Au cours de la séance plénière qui s'est poursuivie hier tard dans la nuit et à laquelle a pris part le chef du gouvernement, Habib Essid et plusieurs membres du gouvernement, les articles de 96 à 137 ont été adoptés à une majorité de 135 à 166 voix. Les articles concernés figurent dans la dernière partie du projet relative à la répression du blanchiment d'argent.
Après l'adoption du projet, le président de l'ARP a annoncé que la nouvelle loi antiterroriste va être soumise à l'Instance de contrôle de la constitutionnalité des lois, avant sa promulgation par le président de la République.
Signalons que d'autres articles n'ont pas bénéficié de la majorité après l'introduction d'amendements par le ministre de la Justice.
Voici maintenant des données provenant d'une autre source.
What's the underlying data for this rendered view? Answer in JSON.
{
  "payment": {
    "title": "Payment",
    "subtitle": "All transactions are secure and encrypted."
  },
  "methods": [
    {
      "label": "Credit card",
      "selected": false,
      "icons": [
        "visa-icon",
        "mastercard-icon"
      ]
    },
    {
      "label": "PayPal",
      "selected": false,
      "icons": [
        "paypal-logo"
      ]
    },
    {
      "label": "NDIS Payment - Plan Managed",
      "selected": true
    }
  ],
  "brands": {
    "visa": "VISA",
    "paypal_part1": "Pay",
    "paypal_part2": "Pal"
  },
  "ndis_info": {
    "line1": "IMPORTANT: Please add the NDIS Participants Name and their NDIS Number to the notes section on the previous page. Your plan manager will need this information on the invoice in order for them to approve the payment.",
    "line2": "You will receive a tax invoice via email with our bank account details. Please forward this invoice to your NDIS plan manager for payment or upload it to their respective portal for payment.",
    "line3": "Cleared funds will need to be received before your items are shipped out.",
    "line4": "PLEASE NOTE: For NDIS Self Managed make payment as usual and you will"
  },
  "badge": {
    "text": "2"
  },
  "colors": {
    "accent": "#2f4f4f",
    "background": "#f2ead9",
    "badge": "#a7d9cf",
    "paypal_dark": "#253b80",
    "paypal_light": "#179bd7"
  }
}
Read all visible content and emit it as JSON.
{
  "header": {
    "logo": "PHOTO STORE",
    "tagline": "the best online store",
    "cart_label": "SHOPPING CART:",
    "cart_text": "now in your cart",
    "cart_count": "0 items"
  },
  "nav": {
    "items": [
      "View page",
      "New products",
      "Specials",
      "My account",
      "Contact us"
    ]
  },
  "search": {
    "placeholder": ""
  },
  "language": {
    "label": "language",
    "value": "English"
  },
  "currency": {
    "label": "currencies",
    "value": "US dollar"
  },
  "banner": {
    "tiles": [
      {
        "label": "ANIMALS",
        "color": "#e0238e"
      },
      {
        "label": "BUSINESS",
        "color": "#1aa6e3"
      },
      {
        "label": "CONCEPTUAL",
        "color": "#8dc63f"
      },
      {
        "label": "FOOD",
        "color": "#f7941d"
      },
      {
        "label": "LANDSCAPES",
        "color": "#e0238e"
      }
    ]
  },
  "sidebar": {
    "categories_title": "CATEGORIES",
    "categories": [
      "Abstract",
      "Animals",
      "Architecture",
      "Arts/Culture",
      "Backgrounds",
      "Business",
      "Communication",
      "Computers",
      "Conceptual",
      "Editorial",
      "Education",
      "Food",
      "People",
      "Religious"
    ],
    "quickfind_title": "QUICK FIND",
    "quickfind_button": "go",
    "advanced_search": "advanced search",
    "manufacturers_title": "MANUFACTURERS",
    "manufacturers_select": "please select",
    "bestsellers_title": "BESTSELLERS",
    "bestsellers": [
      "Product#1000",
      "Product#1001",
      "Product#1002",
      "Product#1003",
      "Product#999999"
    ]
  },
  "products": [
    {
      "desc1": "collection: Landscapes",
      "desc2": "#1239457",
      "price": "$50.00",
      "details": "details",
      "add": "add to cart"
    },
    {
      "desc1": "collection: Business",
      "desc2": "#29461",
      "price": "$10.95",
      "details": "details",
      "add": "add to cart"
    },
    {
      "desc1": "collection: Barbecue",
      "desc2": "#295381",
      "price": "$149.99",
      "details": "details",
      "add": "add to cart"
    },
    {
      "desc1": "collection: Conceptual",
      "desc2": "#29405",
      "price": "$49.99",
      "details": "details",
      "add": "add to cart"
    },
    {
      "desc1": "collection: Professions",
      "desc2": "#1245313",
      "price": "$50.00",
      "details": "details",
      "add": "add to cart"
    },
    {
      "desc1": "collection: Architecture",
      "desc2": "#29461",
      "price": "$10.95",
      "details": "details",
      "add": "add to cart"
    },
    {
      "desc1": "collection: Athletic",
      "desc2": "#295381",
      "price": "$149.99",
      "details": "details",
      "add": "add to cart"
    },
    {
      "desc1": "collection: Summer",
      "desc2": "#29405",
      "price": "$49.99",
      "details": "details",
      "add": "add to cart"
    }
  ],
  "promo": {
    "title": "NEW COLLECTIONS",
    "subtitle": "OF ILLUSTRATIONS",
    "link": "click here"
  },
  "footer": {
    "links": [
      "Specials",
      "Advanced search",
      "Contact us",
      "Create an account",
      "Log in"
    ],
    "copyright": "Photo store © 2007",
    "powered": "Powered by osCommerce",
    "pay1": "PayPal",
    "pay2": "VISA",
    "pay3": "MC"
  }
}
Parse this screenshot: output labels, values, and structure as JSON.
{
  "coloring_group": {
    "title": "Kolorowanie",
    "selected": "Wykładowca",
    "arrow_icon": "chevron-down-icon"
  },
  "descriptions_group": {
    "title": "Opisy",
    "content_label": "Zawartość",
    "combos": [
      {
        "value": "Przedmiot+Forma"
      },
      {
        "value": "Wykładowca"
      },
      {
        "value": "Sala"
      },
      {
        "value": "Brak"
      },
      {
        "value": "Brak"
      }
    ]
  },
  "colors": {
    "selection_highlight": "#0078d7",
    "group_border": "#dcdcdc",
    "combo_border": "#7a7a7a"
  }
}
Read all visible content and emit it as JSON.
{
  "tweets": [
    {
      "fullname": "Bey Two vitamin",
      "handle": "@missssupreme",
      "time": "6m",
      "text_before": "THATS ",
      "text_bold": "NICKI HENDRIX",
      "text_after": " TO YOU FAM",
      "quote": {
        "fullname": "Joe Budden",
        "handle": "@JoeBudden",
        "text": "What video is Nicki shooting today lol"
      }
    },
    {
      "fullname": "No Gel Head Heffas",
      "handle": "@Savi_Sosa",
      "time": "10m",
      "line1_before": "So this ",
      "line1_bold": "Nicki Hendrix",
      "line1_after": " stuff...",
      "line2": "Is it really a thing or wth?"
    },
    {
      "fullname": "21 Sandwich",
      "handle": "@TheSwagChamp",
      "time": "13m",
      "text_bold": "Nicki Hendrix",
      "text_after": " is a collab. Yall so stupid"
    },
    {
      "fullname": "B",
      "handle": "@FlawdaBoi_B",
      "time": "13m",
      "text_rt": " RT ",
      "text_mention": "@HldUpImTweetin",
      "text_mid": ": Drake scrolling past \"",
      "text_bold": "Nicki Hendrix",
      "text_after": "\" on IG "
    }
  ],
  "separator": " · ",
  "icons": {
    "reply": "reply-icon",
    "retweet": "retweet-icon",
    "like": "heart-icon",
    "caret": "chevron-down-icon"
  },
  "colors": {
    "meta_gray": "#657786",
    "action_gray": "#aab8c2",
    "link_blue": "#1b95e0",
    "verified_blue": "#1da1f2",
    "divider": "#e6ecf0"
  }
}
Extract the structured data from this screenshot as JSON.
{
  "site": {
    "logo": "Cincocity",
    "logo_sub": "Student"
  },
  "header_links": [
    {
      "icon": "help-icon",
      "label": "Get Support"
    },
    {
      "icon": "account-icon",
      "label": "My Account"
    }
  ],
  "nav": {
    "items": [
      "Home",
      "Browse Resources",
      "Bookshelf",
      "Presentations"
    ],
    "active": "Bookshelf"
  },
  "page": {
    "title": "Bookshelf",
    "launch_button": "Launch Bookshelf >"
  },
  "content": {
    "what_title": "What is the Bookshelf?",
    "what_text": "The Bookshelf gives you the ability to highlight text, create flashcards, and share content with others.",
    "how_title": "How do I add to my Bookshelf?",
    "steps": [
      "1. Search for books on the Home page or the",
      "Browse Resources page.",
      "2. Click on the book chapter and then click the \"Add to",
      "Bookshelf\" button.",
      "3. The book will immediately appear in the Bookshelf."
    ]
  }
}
Il s'agit des articles 3, 7 et 35.
//Large polémique autour de l'art. 35, finalement adopté//
L'article 35 qui a finalement été adopté par les députés avait suscité une large polémique. Il stipule « Est coupable de crime terroriste et puni d'un an à cinq ans d'emprisonnement et d'une amende de cinq à dix mille dinars, quiconque, même tenu au secret professionnel, n'a pas signalé aux autorités compétentes, les renseignements relatifs à des crimes terroristes ».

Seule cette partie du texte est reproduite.